A CPI ganhou muito destaque porque ela teve um pouco também de espetáculo, bate-bocas. Isso não é ruim? Isso já tinha antes. A diferença é que agora nós estamos tratando de vidas. O que as pessoas têm de entender é que a nossa relação no Senado é muito respeitosa. Temos bate-bocas, mas nos respeitamos. Não é tentando destruir um adversário que eu vou construir algo de bom para o Brasil. E o presidente acredita na destruição dos outros. A II Guerra foi contra o nazifascismo. Ganharam a guerra, mas não extinguiram o nazifascismo. Aqui no Brasil há quem defenda o nazifascismo. Eles acham que o cara que empunha a bandeira é mais brasileiro que os outros.
Os senadores da comissão tiraram o pé do acelerador ao desistir da convocação do general Braga Netto? Foi um gesto para não esticar além da conta a corda? Não tivemos maioria. Eu sou a favor de convocá-lo, não porque é ministro da Defesa, mas porque foi coordenador de tudo isso que aconteceu. Temos de perguntar: por que não teve barreira sanitária? Por que o senhor não respondeu à Pfizer?
Até agora, qual foi o depoimento mais importante na CPI? O do almirante Barra Torres, da Anvisa, por causa da informação sobre a bula da cloroquina, que o ex-ministro Henrique Mandetta já havia falado que o governo queria trocar para permitir o seu uso contra a Covid-19. Isso é gravíssimo.
E qual foi o mais frustrante? O ex-ministro Eduardo Pazuello omitiu e faltou com a verdade várias vezes. Um general poderia ter sido mais firme, ele tem uma história no Exército.
Qual foi o dia mais tenso? Quando tive de prender o Roberto Dias (ex-diretor de Logística do ministério). Eu não estou aqui para ser julgador, mas ele mentiu muito. Não tem adjetivo para esse cara. E não tem adjetivo também para o empresário Carlos Wizard. Aquela risada dele no vídeo em que diz: “Sabe quem morreu?
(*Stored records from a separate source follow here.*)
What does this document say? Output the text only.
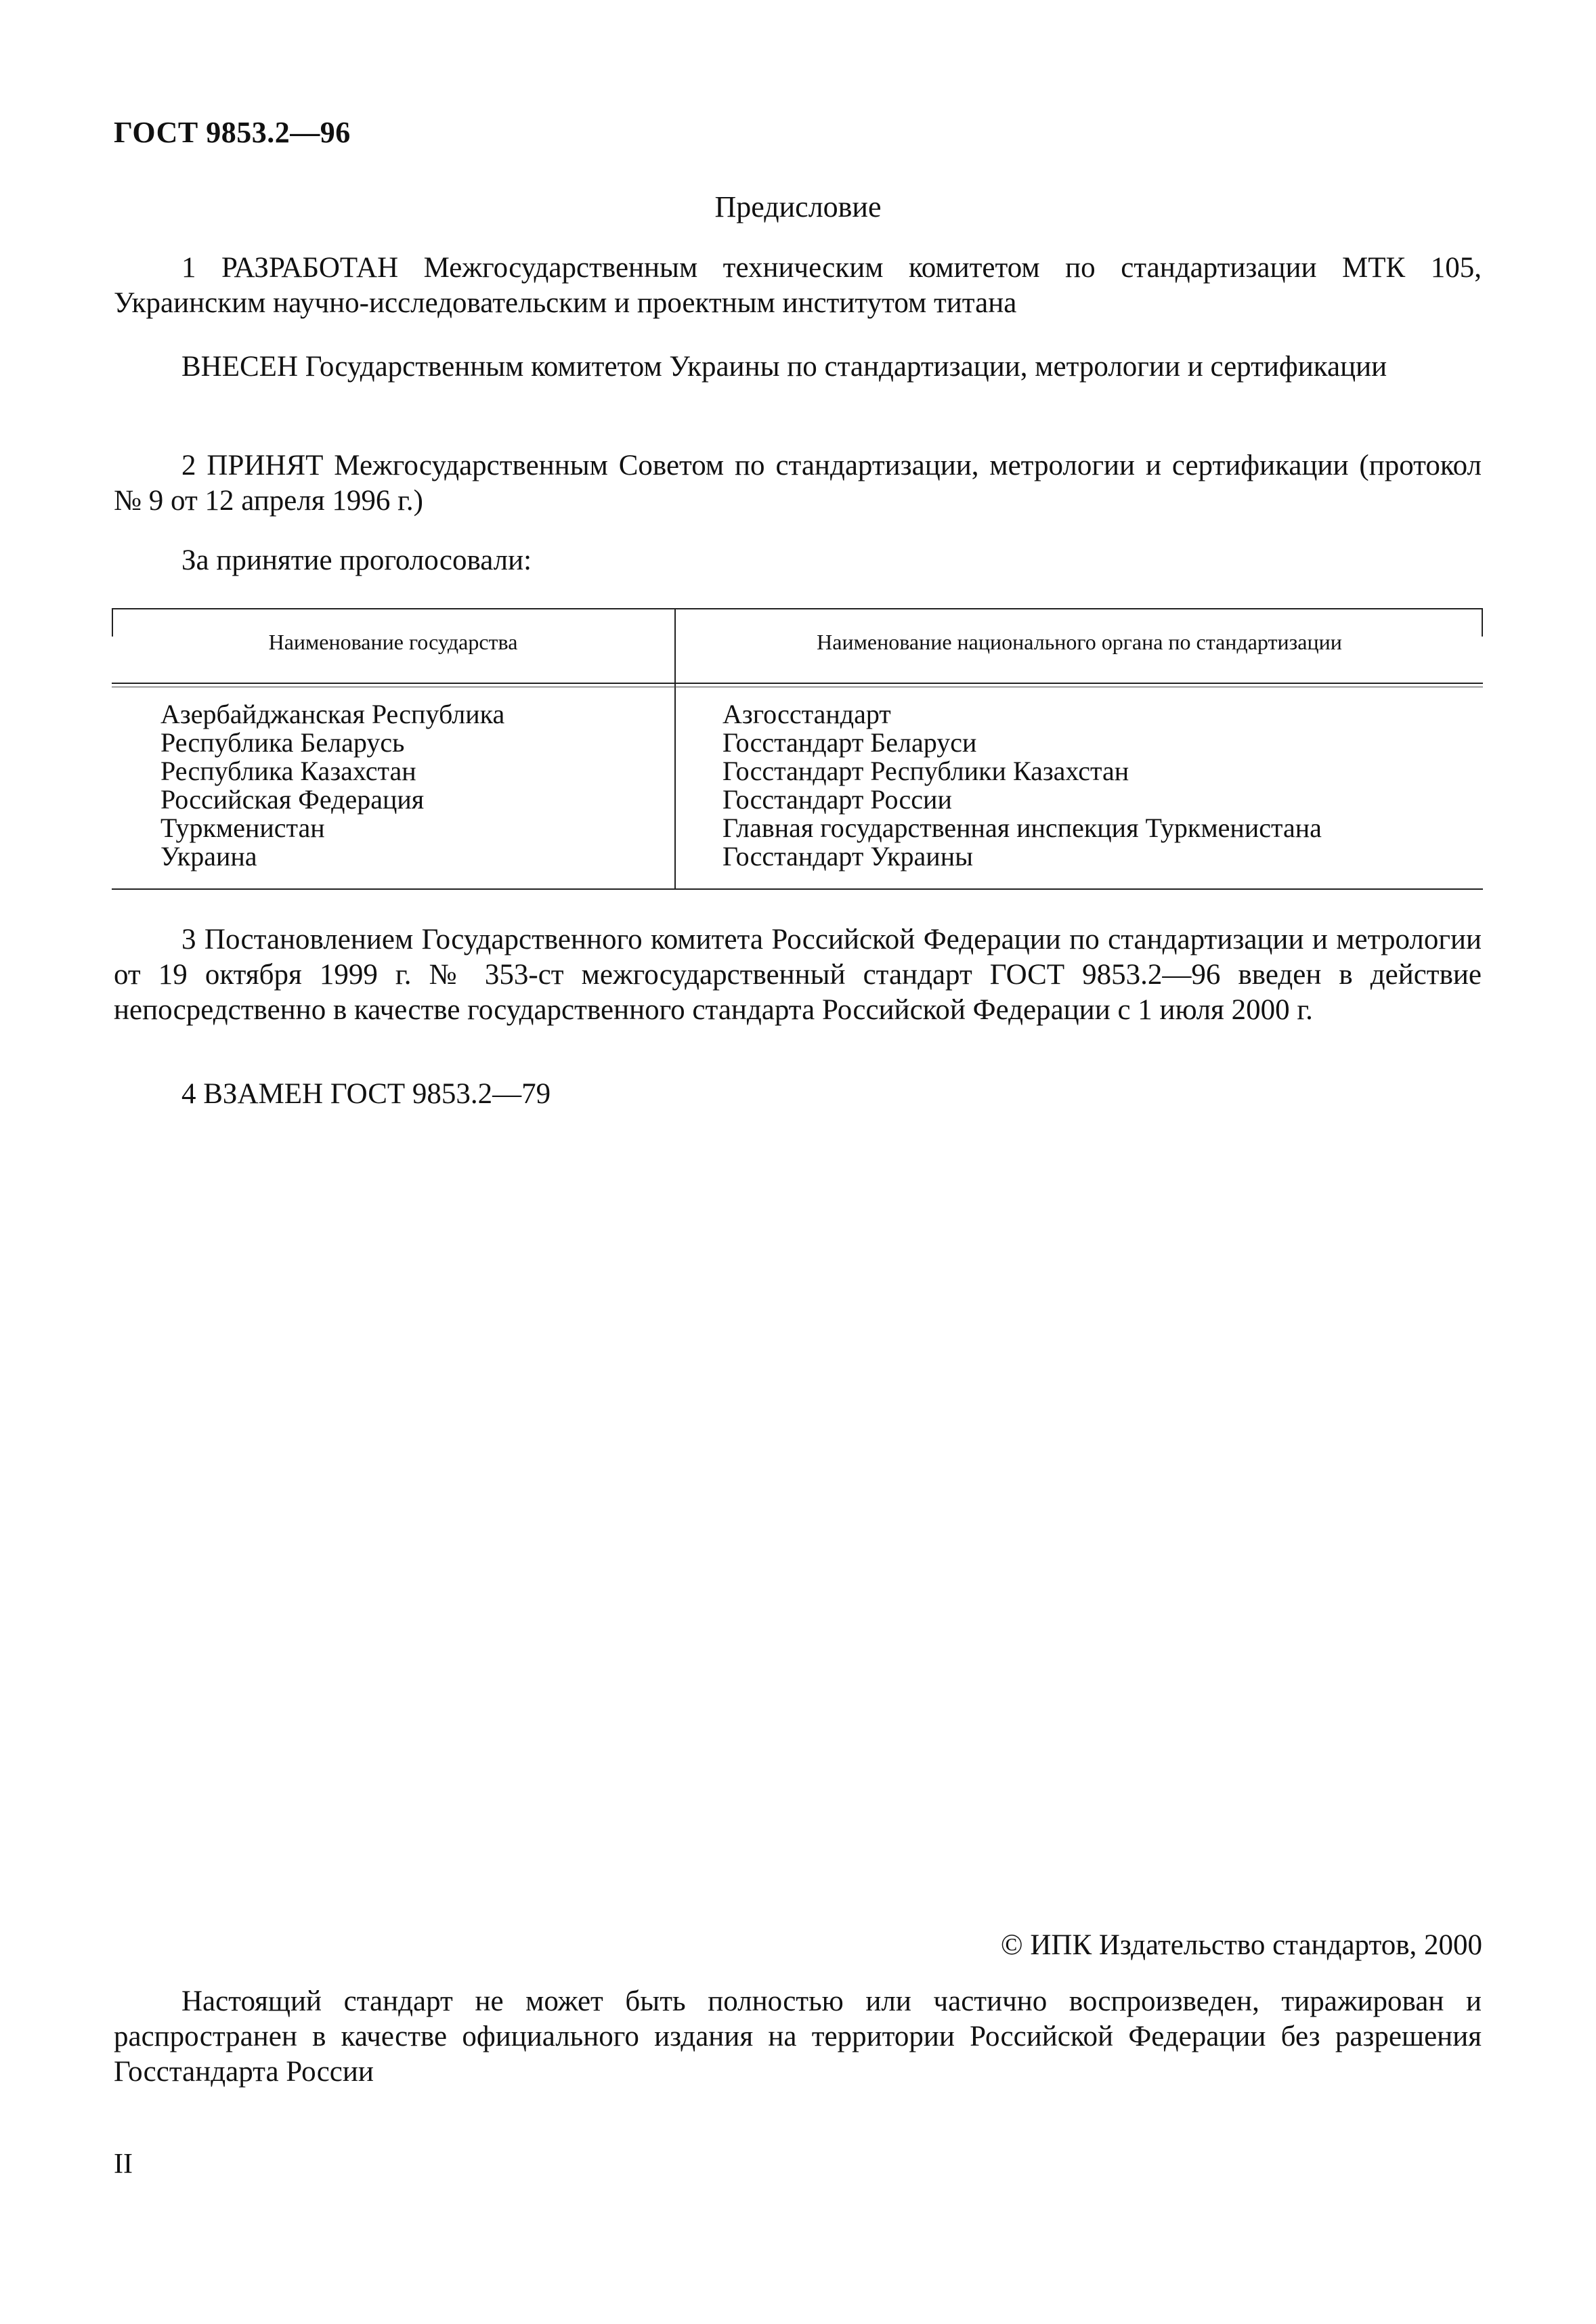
ГОСТ 9853.2—96
Предисловие
1 РАЗРАБОТАН Межгосударственным техническим комитетом по стандартизации МТК 105, Украинским научно-исследовательским и проектным институтом титана
ВНЕСЕН Государственным комитетом Украины по стандартизации, метрологии и сертификации
2 ПРИНЯТ Межгосударственным Советом по стандартизации, метрологии и сертификации (протокол № 9 от 12 апреля 1996 г.)
За принятие проголосовали:
Наименование государства	Наименование национального органа по стандартизации
Азербайджанская Республика
Республика Беларусь
Республика Казахстан
Российская Федерация
Туркменистан
Украина
Азгосстандарт
Госстандарт Беларуси
Госстандарт Республики Казахстан
Госстандарт России
Главная государственная инспекция Туркменистана
Госстандарт Украины
3 Постановлением Государственного комитета Российской Федерации по стандартизации и метрологии от 19 октября 1999 г. № 353-ст межгосударственный стандарт ГОСТ 9853.2—96 введен в действие непосредственно в качестве государственного стандарта Российской Федерации с 1 июля 2000 г.
4 ВЗАМЕН ГОСТ 9853.2—79
© ИПК Издательство стандартов, 2000
Настоящий стандарт не может быть полностью или частично воспроизведен, тиражирован и распространен в качестве официального издания на территории Российской Федерации без разрешения Госстандарта России
II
Foi quem ficou em casa”. É esse tipo de gente que estava no ministério, que aconselhava esse tipo de pensamento.
“O depoimento mais frustrante foi o do ex-ministro Eduardo Pazuello. Ele omitiu e faltou com a verdade várias vezes. Um general poderia ter sido mais firme, ele tem uma história no Exército”
Qual é a situação do deputado Ricardo Barros, líder do governo? Ele era testemunha, passou a ser investigado. A ministra Cármen Lúcia manteve a quebra de sigilo dele.
Que impacto a CPI vai ter na eleição de 2022? Não dá para saber. A política é muito dinâmica, as pessoas mudam. Pegue como exemplo uma bomba que caiu no colo do Lula, a CPI dos Correios. A pessoa mais forte do governo dele, o José Dirceu, teve de ser exonerada. O Lula começou a trabalhar, criou Bolsa Família, Luz para Todos, Minha Casa, Minha Vida, programas que não só o reelegeram como fizeram a sua sucessora. Mas isso teve um custo, começamos a ter déficit, o país parou de crescer, e a Dilma foi cassada com o povo na rua pedindo.
O que se pode esperar a respeito dos desdobramentos das manifestações pró-governo de 7 de setembro? Creio que isso vai despertar um olhar mais minucioso por parte do Supremo Tribunal Federal e do Congresso no sentido de que a democracia no Brasil corre risco grave, sim. Tinha muita gente nas ruas, mas já vi mais gente em manifestações que não tinham apoio das polícias, do Exército e da máquina pública. Com os problemas que o Brasil vive, incluindo desemprego, inflação alta, dólar alto, falta de perspectiva de crescimento, política ambiental desastrosa, política social ineficaz de distribuição de renda, energia todo dia aumentando, gasolina e gás de cozinha aumentando, essas pessoas vão para a rua em defesa deste governo… Estamos com quase 600 000 mortos por causa da pandemia e parece que nada está acontecendo.